72 per cent of brokers admitted to having placed a client in a collateral charge mortgage at some point, compared to just 28 per cent who have not.
However, of those polled only 20 per cent of brokers said they would place a client in a collateral charge mortgage in the future.
Still, brokers have been calling for more transparency from their big bank counterparts regarding collateral charge mortgages.
“Transparency is very important to the consumers as they can make an informed decision of whom they would like to conduct business with,” Angela Wong-Lao of Invis The Money Lady recently wrote on MortgageBrokerNews.ca. “Our broker channel has been bombarded with so many disclosure forms since January 2009 and I believe that the lenders -- whether it is a bank, credit union, trust company, investment firms, etc. -- should have similar disclosures when they are dealing directly with consumers as it is their fiduciary duties to do so.”
That transparency, however, may be on the horizon.

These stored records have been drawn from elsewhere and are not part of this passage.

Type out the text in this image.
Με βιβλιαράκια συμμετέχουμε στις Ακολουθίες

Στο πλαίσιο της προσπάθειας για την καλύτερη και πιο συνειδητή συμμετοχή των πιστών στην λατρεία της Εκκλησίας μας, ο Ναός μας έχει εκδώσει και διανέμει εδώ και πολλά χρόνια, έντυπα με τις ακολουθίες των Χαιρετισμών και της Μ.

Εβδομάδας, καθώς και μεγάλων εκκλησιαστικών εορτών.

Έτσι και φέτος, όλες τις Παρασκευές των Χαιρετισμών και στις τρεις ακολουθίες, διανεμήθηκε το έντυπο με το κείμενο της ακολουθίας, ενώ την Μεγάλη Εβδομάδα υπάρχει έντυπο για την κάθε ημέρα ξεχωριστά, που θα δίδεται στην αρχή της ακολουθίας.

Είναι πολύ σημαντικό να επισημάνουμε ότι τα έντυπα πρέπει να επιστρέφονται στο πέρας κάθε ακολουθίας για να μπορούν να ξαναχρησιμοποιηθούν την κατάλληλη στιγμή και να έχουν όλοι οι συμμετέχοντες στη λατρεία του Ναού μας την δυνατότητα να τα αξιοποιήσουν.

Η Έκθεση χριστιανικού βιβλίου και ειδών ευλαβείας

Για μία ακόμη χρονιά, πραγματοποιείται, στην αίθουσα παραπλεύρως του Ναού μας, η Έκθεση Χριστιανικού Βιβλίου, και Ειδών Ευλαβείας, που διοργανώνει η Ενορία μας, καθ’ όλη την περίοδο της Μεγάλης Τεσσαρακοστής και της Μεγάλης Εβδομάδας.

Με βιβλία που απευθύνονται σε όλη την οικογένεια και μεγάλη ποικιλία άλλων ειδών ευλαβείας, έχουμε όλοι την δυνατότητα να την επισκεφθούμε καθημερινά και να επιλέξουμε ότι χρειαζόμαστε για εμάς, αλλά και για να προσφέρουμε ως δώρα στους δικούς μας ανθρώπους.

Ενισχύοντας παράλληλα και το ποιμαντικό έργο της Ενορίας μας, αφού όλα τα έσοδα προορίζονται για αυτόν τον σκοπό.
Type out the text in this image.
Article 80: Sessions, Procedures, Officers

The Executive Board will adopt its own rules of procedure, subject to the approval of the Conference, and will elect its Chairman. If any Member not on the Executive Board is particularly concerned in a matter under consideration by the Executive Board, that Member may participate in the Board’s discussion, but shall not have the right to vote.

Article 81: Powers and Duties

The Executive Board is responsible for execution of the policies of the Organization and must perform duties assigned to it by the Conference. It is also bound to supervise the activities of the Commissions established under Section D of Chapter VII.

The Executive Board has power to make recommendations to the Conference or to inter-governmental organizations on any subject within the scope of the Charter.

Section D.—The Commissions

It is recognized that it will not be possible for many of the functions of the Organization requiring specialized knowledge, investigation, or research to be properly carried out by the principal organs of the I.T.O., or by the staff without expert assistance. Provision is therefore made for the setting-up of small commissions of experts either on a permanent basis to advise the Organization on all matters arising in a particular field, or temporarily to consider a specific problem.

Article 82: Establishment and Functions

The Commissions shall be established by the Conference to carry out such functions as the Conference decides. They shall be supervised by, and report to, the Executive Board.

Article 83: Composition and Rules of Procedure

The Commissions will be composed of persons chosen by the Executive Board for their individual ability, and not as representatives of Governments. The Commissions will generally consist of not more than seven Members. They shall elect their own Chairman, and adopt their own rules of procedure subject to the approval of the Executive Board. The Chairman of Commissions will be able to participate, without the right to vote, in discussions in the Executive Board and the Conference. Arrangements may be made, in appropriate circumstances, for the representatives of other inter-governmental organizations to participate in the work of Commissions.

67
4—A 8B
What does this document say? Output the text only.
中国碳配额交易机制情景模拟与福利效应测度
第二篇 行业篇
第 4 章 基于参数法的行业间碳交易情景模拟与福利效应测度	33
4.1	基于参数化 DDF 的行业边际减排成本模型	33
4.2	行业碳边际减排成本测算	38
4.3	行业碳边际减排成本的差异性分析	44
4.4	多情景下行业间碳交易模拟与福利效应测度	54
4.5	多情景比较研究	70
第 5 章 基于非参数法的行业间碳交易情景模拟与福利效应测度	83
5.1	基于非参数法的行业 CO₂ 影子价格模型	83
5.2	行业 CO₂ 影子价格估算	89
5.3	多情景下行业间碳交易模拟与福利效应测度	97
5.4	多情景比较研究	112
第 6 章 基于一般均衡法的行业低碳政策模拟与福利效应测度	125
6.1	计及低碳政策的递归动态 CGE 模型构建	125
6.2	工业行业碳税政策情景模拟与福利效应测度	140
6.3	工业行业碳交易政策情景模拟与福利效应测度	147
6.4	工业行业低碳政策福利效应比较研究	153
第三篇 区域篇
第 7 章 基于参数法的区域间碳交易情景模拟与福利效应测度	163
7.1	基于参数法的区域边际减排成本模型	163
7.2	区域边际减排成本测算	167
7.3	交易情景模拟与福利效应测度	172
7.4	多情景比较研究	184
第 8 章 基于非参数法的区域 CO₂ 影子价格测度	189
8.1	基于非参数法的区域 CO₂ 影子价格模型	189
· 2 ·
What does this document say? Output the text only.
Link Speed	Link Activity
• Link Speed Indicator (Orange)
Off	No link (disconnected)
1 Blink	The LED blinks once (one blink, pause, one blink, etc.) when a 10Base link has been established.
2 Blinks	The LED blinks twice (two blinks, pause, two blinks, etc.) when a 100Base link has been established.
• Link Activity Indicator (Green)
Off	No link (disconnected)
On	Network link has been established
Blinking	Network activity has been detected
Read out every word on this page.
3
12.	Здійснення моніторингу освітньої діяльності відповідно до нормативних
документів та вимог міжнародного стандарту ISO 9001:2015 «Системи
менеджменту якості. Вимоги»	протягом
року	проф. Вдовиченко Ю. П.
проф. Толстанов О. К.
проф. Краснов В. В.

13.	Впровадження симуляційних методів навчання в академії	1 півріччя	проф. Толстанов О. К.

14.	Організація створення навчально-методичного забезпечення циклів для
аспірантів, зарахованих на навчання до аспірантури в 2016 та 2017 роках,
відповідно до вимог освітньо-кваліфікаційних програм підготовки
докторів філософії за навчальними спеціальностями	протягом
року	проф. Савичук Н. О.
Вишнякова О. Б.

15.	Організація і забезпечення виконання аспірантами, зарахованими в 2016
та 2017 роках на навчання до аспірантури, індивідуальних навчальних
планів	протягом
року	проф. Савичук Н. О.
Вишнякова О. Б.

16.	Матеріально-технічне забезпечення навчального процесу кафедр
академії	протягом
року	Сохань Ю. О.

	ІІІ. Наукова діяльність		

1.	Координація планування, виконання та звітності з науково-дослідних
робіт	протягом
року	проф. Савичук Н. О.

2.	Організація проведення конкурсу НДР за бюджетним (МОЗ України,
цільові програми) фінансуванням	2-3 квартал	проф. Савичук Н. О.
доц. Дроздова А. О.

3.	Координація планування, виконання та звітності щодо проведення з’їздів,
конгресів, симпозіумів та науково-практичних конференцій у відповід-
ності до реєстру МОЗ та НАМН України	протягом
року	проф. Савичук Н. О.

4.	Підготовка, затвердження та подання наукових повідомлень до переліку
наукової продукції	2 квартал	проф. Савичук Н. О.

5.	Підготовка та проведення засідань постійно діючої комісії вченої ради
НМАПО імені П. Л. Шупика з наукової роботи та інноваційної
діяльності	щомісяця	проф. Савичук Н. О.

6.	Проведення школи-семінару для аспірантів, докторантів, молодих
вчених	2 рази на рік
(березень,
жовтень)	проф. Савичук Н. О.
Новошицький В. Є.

Canada’s eight largest banks have now agreed to provide more information about collateral mortgages; including online educational resources and better training for their employees to help them better explain the difference between collateral charge mortgages and their more-conventional counterparts.
“Our government is standing up for consumers and saving Canadians money,” Finance Minister Joe Oliver recently said.
The government’s latest move to hold banks more accountable is welcome news but there’s more that needs to be done, argue mortgage professionals.
“As a broker, we need to strictly follow the rules, but for those bank staff, it seems that they can do whatever they want,” comments one broker on MortgageBrokerNews.ca.
Brokers don’t mince words when it comes to banks’ collateral charge mortgage practices but a recent MortgageBrokerNews.ca poll shows just how prevalent they are in the mortgage broker industry as well.